The high-level meeting, held at the Great Hall of the People, featured senior officials from both countries seated around the negotiating table. However, images released from the summit showed only men participating in the formal discussions.
Criticism over absence of women
A painting of the end of meritocracy: A meeting of the two largest economies and not one woman at the table. pic.twitter.com/FM7lwQrRGT
— Gita Gopinath (@GitaGopinath) May 14, 2026
The visuals drew criticism from academics and commentators who questioned the message conveyed by the all-male diplomatic setting.
Gita Gopinath, an economics professor at Harvard University, took to X and wrote, “A painting of the end of meritocracy: A meeting of the two largest economies and not one woman at the table.”

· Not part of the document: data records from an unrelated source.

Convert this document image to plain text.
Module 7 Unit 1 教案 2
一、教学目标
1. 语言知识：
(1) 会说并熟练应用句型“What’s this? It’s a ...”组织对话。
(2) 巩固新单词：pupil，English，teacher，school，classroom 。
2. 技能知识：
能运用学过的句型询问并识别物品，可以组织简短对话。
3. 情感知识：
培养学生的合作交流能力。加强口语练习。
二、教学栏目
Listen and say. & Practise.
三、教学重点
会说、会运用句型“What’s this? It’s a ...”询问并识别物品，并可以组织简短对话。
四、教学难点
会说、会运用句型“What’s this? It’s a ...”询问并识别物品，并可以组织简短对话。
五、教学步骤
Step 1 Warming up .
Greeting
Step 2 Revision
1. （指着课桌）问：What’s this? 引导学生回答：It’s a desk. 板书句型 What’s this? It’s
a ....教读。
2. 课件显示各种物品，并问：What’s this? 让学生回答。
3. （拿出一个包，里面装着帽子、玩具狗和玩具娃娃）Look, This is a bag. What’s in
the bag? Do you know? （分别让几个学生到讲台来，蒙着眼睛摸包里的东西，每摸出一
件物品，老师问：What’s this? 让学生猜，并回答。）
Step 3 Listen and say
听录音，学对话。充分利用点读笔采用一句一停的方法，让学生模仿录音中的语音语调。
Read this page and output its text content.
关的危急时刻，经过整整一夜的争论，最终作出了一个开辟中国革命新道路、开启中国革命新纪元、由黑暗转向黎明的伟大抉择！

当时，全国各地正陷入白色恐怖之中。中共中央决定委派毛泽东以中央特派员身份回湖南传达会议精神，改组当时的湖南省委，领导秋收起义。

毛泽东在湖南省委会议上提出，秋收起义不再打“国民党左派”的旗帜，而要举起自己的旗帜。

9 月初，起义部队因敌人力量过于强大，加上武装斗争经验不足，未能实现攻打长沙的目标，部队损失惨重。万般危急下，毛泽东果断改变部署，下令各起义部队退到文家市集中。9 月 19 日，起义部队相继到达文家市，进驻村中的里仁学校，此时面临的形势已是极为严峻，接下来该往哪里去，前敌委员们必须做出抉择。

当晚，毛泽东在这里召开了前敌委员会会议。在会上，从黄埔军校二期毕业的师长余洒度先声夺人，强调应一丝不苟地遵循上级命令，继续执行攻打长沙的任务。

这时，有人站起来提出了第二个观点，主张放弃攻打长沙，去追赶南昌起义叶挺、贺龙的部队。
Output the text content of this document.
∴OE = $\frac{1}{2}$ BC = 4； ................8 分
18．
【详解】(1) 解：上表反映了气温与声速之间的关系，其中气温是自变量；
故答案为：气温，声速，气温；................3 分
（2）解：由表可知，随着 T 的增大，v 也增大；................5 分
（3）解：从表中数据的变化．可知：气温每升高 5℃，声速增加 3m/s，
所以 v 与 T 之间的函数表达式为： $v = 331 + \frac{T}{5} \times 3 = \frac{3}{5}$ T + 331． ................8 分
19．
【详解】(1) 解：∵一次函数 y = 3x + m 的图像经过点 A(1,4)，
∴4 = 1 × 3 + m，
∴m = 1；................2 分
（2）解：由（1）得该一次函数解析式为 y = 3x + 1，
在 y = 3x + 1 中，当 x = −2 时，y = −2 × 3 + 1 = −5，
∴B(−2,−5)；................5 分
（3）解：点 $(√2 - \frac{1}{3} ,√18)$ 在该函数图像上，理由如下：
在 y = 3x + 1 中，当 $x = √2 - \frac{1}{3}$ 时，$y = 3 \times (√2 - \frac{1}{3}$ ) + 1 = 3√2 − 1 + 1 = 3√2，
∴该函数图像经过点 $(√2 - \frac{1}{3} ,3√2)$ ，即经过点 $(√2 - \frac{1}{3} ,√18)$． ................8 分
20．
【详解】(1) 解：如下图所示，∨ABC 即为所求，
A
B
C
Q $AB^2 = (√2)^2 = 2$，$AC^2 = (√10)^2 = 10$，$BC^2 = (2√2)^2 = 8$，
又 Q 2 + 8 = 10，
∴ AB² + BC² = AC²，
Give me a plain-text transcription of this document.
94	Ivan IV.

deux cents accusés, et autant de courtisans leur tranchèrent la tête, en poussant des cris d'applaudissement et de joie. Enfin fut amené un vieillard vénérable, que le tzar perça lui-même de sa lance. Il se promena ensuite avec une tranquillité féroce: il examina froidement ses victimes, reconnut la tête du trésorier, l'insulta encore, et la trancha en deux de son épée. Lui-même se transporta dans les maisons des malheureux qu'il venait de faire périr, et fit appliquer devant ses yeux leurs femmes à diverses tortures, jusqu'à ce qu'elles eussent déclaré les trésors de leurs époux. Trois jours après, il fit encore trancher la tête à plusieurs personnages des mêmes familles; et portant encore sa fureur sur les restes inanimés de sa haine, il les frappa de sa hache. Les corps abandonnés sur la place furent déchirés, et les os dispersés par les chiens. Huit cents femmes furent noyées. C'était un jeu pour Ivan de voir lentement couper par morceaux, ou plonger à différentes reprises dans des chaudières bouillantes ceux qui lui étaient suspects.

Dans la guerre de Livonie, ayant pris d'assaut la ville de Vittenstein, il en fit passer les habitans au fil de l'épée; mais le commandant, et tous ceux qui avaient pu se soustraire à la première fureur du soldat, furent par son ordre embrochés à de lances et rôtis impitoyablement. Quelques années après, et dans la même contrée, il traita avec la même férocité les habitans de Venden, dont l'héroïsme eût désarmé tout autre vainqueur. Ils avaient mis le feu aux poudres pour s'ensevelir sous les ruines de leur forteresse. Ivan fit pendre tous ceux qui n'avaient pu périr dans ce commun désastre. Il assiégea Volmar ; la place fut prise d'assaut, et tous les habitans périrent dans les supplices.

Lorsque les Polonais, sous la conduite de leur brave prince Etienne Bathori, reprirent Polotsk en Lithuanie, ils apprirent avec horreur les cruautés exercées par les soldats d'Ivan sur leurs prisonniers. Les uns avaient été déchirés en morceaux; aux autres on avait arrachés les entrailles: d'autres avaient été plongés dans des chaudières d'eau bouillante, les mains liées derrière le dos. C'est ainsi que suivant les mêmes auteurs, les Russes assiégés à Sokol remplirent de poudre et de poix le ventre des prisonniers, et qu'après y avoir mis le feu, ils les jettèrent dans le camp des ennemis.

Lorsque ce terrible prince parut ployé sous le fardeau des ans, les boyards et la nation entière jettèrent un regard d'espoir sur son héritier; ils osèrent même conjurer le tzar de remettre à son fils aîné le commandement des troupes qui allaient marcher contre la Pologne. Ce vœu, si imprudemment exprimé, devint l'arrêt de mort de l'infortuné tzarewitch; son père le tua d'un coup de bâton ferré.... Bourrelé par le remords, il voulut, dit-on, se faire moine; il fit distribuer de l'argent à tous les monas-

Speaking later to The Guardian, Gopinath elaborated further, saying, “We have somehow gravitated back to this idea that what matters is your network and not your capabilities – and that matters [in terms of] whether or not you get a seat at the table.”
She also added, “It’s just inexplicable how you end up with a single-gender table, given the many talented women around the world.”
Comparisons with Obama era
Halima Kazem, associate director for Stanford University’s feminist, gender and sexuality studies programme, also criticised the absence of women at the summit.
Comparing the current images with earlier US-China bilateral meetings during the presidency of Barack Obama, Kazem said, “We’ve gone backward. Obama-era US-China summits included women at the table.”
She added, “Now neither superpower thinks women belong in the room where great power politics happens. This isn’t just American failure – it’s a bilateral signal that women’s voices don’t matter in shaping the global order.”
‘Masculine, militarised authority’
Kazem further argued that the absence of women was symbolic of the type of authority both governments were projecting globally.
“This wasn’t about lack of qualified women – both countries have plenty in their diplomatic and security establishments. This was a choice about what kind of authority to project: masculine, militarized, and exclusionary,” she said.
“When both superpowers perform power this way, they’re jointly defining what ‘serious’ diplomacy looks like and who gets excluded from it,” Kazem added.
Women on Beijing visit
Although women were absent from the formal summit table, a few accompanied Trump during his two-day Beijing visit. These included Lara Trump, along with Jane Fraser and Dina Powell McCormick.
Previous US-China summits during the Obama administration had included senior women officials such as Hillary Clinton, Susan Rice and former Chinese vice-premier Liu Yandong.